6
votes

Using mahout I am able to classify sentiment of data . But I am stuck with a confusion matrix.

I am using mahout 0.7 naive bayes algorithms to classify sentiment of tweets. I use trainnb and testnb naive bayes classifiers to train the classifier and classify sentiment of tweets as 'positive' ,'negative' or 'neutral'.

Sample positive training set

      'positive','i love my i phone'
      'positive' , it's pleasure to have i phone'  

Similarly I have prepared training samples of negative and neutral, it is a huge data set.

The sample test data tweets I am providing is without including sentiments.

  'it is nice model'
  'simply fantastic ' 

I am able to run the mahout classification algorithm, and it gives output of classified instances as confusion matrix .

Next step I need to find out which tweets are showing positive sentiment and which are negative. expected output using classification: to tag text with the sentiment.

       'negative','very bad btr life time'
      'positive' , 'i phone has excellent design features' 

In mahout which algorithm do I need to implement to get output in the above format. or any custom source implementation is required.

To display data 'kindly' suggest me algorithms that apache mahout provides, which will be suitable for my twitter data sentiment analysis.

2

2 Answers

3
votes

In general to classify some text you need to run Naive Bayes with different priors (positive and negative in your case) and then just chose the one that results in greater value.

This excerpt from the Mahout book has some examples. See Listing 2:

Parameters p = new Parameters();
p.set("basePath", modelDir.getCanonicalPath());9
Datastore ds = new InMemoryBayesDatastore(p);
Algorithm a = new BayesAlgorithm();
ClassifierContext ctx = new ClassifierContext(a,ds);
ctx.initialize();

....

ClassifierResult result = ctx.classifyDocument(tokens, defaultCategory);

Here result should hold either "positive" or "negative" label.

1
votes

I am not sure I will be able to help you in full but I hope I will be able to give you some entry points. In general, my advice for you would be to download Mahout's source code and see how examples and target classes are implemented. This is not that easy but you should be ready that Mahout doesn't have easy entry doors. But once you enter them learning curve will be quick.

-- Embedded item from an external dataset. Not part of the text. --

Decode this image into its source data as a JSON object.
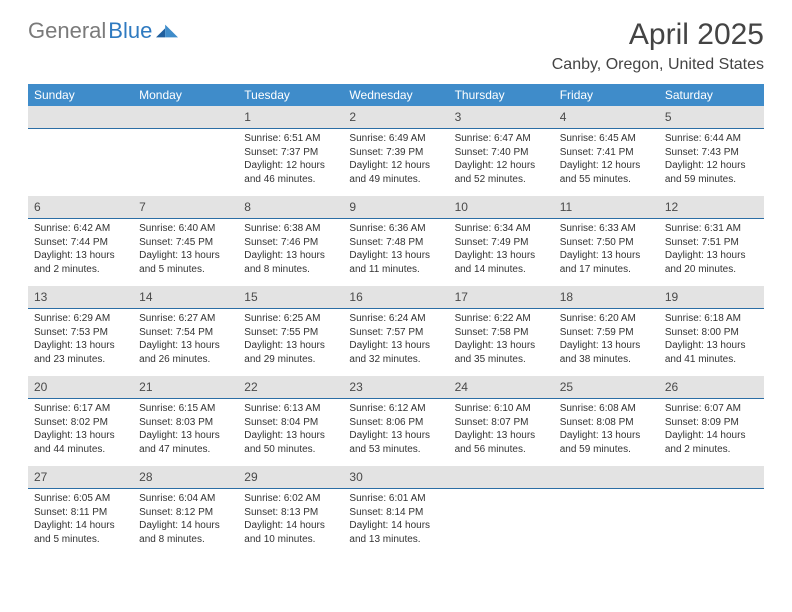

First of all, it depends on the version of Mahout you are using. I am using 0.7 myself, so my explanation will be regarding 0.7.

public void classify(String modelLocation, RawEntry unclassifiedInstanceRaw) throws IOException {

    Configuration conf = new Configuration();

    NaiveBayesModel model = NaiveBayesModel.materialize(new Path(modelLocation), conf);
    AbstractNaiveBayesClassifier classifier = new StandardNaiveBayesClassifier(model);

    String unclassifiedInstanceFeatures = RawEntry.toNaiveBayesTrainingFormat(unclassifiedInstanceRaw);

    FeatureVectorEncoder vectorEncoder = new AdaptiveWordValueEncoder("features");
    vectorEncoder.setProbes(1); // my features vectors are tiny

    Vector unclassifiedInstanceVector = new RandomAccessSparseVector(unclassifiedInstanceFeatures.split(" ").length());

    for (String feature: unclassifiedInstanceFeatures) {
        vectorEncoder.addToVector(feature, unclassifiedInstanceVector);
    }

    Vector classificationResult = classifier.classifyFull(unclassifiedInstanceVector);

    System.out.println(classificationResult.asFormatString());

}

What happens here:

1) First, you load the model you got by doing trainnb. This model got saved where you specified using -o parameter while calling trainnb. Model is .bin file.

2) StandardNaiveBayesClassifier is created using your model

3) RawEntry is my custom class which is just a wrapper around raw string of my data. toNaiveBayesTrainingFormar takes string I want to classify, removes noise from it based on my needs and simply returns a string of features 'word1 word2 word3 word4'. So, my unclassified raw string got converted into applicable format for classification.

4) Now string of features needs to be encoded as Mahout's Vector because classifier input is only in Vector

5) Pass vector to classifier - magic.

This is the first part. Now, classifier returns you Vector which contains classes (sentiments in your case) with probabilities. You want specific output. The most straightforward to implement (but I assume not the most efficient and stylish) would be to do next:

1) You create map reduce job which goes through all data you want to classify

2) For each instance you call classify method (don't forget to do few changes not to create StandardNaiveBayesClassifier for every instance)

3) Having classification result vector you can output data in whatever format you whish in your map reduce job

4) Useful setting here is jC.set("mapreduce.textoutputformat.separator", " "); where jC is JobConf. This allows you to choose separator for your output file from mapreduce job. In your case this is ",".

Again, this all applies to Mahout 0.7. No guarantees it will work for you as is. It worked for me though.

In general, I never worked with Mahout from command-line and for me Mahout from Java is the way to go.